A proposta é verificar como os jornais O Globo e Brasil de Fato trataram dessas temáticas, a fim de compará-los. Durante a verificação, serão discutidos os padrões de abordagem de ambos os veículos de comunicação. Antes de aprofundar a análise das fontes históricas, no entanto, é necessário fazer uma breve apresentação de cada um dos temas.
Primeiramente, cabe tratar da reforma da previdência. Uma das primeiras medidas aprovadas pelo governo e pela legislatura que exerceram mandatos de 2003 a 2006 foi esta. A aprovação da reforma teve apoio dos quadros majoritários do Partido dos Trabalhadores, mas foi rejeitada pela ala mais radical do partido, que votou contra ou se absteve da votação.
Segundo Carlos Ranulfo Melo e Fátima Anastasia, a aprovação da reforma da previdência resultou em uma derrota para a classe trabalhadora brasileira, em especial aos funcionários públicos, aposentados e pensionistas.
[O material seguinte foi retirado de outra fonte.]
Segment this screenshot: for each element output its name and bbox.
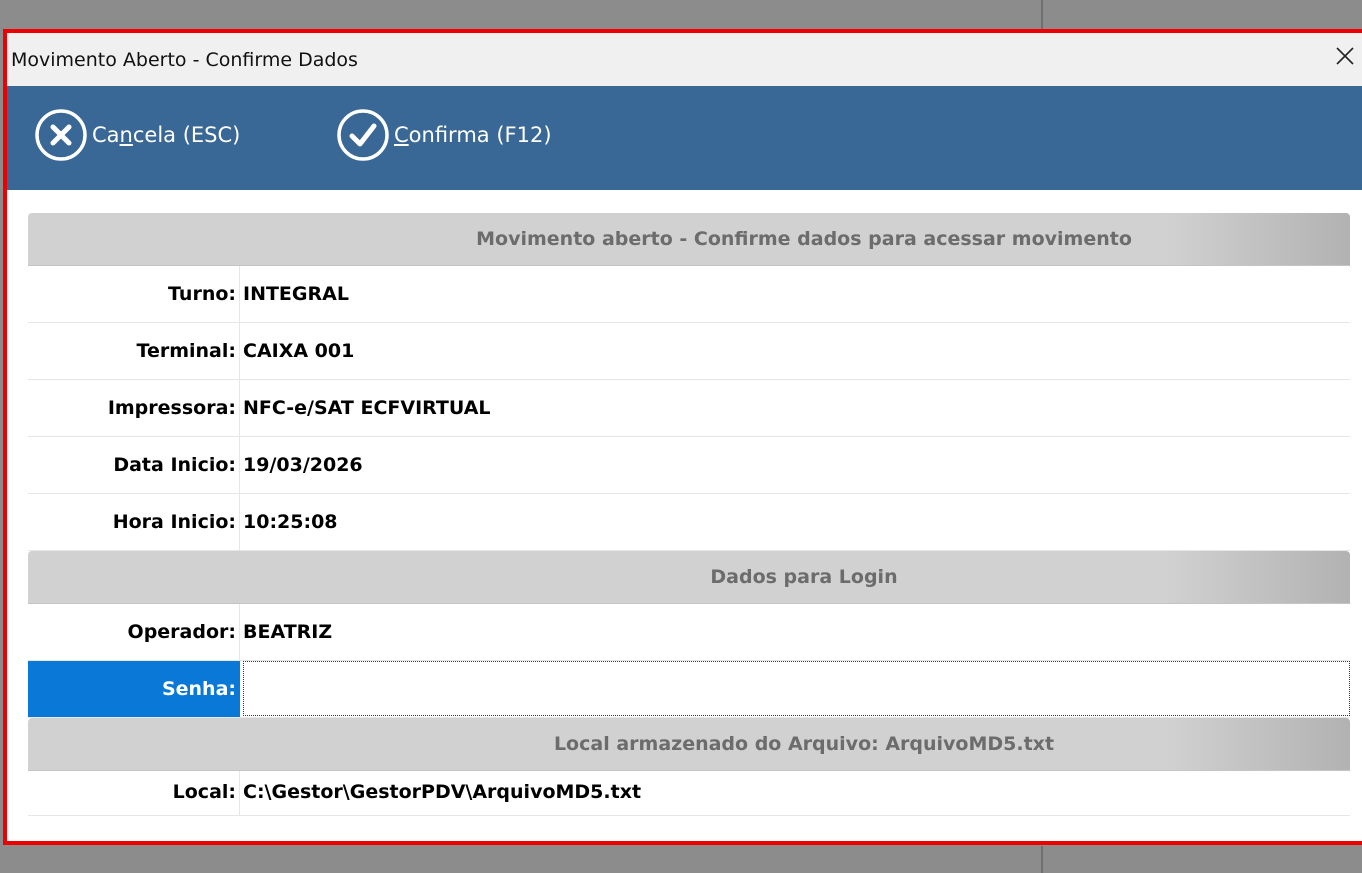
field-value: 19/03/2026 [243,454,363,476]
field-value: CAIXA 001 [243,340,355,362]
title-bar: Movimento Aberto - Confirme Dados [7,33,1362,86]
field-value: INTEGRAL [243,283,349,305]
section-header-arquivo: Local armazenado do Arquivo: ArquivoMD5.… [28,718,1350,771]
field-value: C:\Gestor\GestorPDV\ArquivoMD5.txt [243,781,642,803]
senha-field-wrap[interactable] [240,661,1350,717]
row-hora-inicio: Hora Inicio: 10:25:08 [28,494,1350,551]
operador-field[interactable]: BEATRIZ [240,604,1350,660]
window-title: Movimento Aberto - Confirme Dados [11,49,358,71]
cancel-button[interactable]: Cancela (ESC) [34,108,240,162]
background-divider [1041,0,1043,30]
background-divider [1041,846,1043,873]
senha-input[interactable] [243,661,1350,716]
row-operador[interactable]: Operador: BEATRIZ [28,604,1350,661]
row-turno: Turno: INTEGRAL [28,266,1350,323]
field-label: Local: [28,771,240,815]
row-impressora: Impressora: NFC-e/SAT ECFVIRTUAL [28,380,1350,437]
field-label: Terminal: [28,323,240,379]
field-label: Data Inicio: [28,437,240,493]
field-label: Hora Inicio: [28,494,240,550]
confirm-dialog: Movimento Aberto - Confirme Dados Cancel… [3,29,1362,845]
field-value: NFC-e/SAT ECFVIRTUAL [243,397,491,419]
row-terminal: Terminal: CAIXA 001 [28,323,1350,380]
section-header-login: Dados para Login [28,551,1350,604]
close-icon[interactable] [1330,41,1360,71]
row-data-inicio: Data Inicio: 19/03/2026 [28,437,1350,494]
check-circle-icon [337,109,389,161]
field-label: Turno: [28,266,240,322]
confirm-button[interactable]: Confirma (F12) [336,108,552,162]
field-label: Impressora: [28,380,240,436]
row-senha[interactable]: Senha: [28,661,1350,718]
cancel-button-label: Cancela (ESC) [92,123,241,147]
cancel-x-circle-icon [35,109,87,161]
section-header-movimento: Movimento aberto - Confirme dados para a… [28,213,1350,266]
toolbar: Cancela (ESC) Confirma (F12) [7,86,1362,190]
form-panel: Movimento aberto - Confirme dados para a… [28,213,1350,816]
field-label: Operador: [28,604,240,660]
field-value: 10:25:08 [243,511,338,533]
confirm-button-label: Confirma (F12) [394,123,552,147]
row-local: Local: C:\Gestor\GestorPDV\ArquivoMD5.tx… [28,771,1350,816]
field-label: Senha: [28,661,240,717]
Eles lembram que as propostas em torno da reforma começaram em 1995, ainda no primeiro mandato de Fernando Henrique Cardoso, do PSDB, através da Proposta de Emeda Constitucional n
úmero 33. No entanto, afirmam que foi durante o governo de Lula que a proposta pode ser finalmente positivada. Dentre as perdas, destacam-se :1) a instituição de um valor máximo (2400 reais à época) a ser pago, que igualava as categorias do funcionalismo público aos trabalhadores da iniciativa privada, uma espécie de "nivelamento por baixo". 2) a taxação dos servidores inativos em 11% do valor dos salários dos servidores federais que ganhavam mais de 1440 reais e dos servidores estaduais e municipais que ganhavam mais de 1200; 3) a redução de 5% (a partir do ano de 2006) para aqueles que se aposentassem antes da idade mínima; 4) o desconto de 30% nas pensões que fossem concedidas após a aprovação da reforma, entre outras. O governo argumentava que tais "ajustes" eram necessários para que a economia do país pudesse crescer. Mas dentro do próprio partido, havia quem discordasse. Diversos parlamentares do Partido dos Trabalhadores se opuseram às pautas da reforma. Dentre eles, destacaram-se João Batista, o "Babá", Luciana Genro e Heloísa Helena. Tal processo acabaria fazendo com que eles fossem desligados do Partido.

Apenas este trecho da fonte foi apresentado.